Analog synthesizers in which a simple oscillator such as a saw wave or square wave is modified by a filter are referred to as “East Coast style” because of their origin from well-known American manufacturers. Synths of this style, as exemplified by the MS-20, have continued to evolve toward a goal of being used in many mainstream musical genres, thus being equipped with a keyboard for performance. Their sounds are notable for sharp filters and rich presence, and can be heard in many well-known songs.
Synthesizers of the “West Coast style” evolved in a uniquely different direction from such musical developments. Pursuing the freedom that is inherent to electronic musical instruments, these were based on oscillators such as FM modulation which generated numerous overtones, and used random and complex control signals and low-pass gate circuits to vary tonal character and volume, so that slight movement of a knob might dramatically transform the sound. While their potential was acknowledged, the resulting sound and its changes were difficult to predict, causing these synths to be used in a more experimental capacity.

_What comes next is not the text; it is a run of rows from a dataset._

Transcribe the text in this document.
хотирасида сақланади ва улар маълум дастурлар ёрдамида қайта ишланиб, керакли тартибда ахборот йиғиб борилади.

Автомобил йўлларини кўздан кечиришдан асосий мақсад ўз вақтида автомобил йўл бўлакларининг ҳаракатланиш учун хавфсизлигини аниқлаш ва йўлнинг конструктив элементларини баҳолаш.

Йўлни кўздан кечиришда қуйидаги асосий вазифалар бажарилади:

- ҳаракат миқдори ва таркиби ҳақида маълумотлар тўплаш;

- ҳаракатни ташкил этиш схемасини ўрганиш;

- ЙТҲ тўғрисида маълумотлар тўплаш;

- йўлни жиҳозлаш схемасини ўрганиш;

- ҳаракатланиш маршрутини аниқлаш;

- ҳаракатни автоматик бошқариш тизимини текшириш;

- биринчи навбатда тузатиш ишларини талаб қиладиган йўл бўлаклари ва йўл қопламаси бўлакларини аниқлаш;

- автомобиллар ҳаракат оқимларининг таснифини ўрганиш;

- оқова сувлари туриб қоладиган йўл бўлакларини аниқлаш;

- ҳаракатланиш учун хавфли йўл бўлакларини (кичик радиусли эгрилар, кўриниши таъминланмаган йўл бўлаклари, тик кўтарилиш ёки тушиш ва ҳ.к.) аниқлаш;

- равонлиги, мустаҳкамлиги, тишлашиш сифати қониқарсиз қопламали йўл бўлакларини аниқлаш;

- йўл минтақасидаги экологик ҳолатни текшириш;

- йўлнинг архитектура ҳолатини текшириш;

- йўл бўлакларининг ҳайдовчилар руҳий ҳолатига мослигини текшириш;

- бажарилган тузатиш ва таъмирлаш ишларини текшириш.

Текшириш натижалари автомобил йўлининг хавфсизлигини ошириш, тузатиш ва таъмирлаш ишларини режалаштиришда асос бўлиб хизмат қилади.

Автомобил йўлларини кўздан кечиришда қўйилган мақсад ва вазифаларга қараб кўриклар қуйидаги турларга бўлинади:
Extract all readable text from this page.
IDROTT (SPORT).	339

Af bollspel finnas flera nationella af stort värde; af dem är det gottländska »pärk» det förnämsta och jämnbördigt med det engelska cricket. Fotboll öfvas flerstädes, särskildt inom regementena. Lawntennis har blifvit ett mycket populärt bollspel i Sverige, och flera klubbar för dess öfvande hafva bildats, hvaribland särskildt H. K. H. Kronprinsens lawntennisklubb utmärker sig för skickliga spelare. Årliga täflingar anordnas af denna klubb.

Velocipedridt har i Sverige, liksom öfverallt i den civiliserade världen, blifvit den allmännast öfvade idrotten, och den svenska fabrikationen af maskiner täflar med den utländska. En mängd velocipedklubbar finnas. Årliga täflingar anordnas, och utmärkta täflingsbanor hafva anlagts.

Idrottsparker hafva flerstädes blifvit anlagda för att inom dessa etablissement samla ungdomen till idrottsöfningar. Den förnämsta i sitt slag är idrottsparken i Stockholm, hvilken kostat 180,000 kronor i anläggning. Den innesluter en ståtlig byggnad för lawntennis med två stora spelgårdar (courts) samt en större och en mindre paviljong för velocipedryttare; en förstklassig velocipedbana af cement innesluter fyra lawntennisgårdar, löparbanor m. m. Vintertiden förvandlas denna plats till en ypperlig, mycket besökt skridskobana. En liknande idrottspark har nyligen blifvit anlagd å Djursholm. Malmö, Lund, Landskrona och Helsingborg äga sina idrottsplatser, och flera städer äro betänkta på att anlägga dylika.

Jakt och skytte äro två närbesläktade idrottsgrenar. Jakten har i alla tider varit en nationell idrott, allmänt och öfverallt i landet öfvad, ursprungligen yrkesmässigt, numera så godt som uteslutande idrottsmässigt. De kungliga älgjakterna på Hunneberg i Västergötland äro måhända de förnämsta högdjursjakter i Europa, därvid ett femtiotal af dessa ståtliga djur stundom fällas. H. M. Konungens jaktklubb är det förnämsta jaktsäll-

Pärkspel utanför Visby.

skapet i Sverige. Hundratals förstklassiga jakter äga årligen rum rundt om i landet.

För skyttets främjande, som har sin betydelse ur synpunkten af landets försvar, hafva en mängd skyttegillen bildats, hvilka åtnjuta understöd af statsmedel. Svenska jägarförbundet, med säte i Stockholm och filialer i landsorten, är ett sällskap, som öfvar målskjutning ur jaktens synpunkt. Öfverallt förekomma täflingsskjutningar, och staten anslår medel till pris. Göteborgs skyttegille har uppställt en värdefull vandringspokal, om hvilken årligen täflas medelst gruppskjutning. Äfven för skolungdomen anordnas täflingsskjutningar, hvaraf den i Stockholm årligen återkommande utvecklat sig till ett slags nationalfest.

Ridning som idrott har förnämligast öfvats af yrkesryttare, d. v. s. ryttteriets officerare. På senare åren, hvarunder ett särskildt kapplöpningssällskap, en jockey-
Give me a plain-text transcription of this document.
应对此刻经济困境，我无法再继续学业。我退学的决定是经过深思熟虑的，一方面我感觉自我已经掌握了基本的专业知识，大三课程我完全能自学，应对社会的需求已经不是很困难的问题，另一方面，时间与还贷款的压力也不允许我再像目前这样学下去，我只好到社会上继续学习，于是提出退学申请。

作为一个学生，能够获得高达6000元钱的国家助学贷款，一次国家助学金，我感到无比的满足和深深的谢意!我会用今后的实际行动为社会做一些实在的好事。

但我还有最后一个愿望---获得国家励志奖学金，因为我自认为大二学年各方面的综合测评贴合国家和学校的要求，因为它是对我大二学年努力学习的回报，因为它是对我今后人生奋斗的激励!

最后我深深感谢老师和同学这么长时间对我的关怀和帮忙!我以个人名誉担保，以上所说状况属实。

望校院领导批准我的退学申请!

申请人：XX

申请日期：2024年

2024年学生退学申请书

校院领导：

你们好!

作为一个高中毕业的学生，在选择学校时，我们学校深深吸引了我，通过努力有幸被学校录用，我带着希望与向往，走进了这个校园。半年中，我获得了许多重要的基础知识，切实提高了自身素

For these reasons, hardware products of this style have been few in number. However, recent years have seen the popularity of modular synths such as Eurorack, as well as DAW plugin instruments that resurrect classic bygone synths of the past. This world-wide movement toward embracing interesting sounds has received renewed attention, spurring a new look at the sounds of this style.
Starting from analog, and freely taking in all elements including FM and PCM, the volca series has also focused on this trend. And now, this distinctive “West Coast style” sound has been added to the KORG volca series.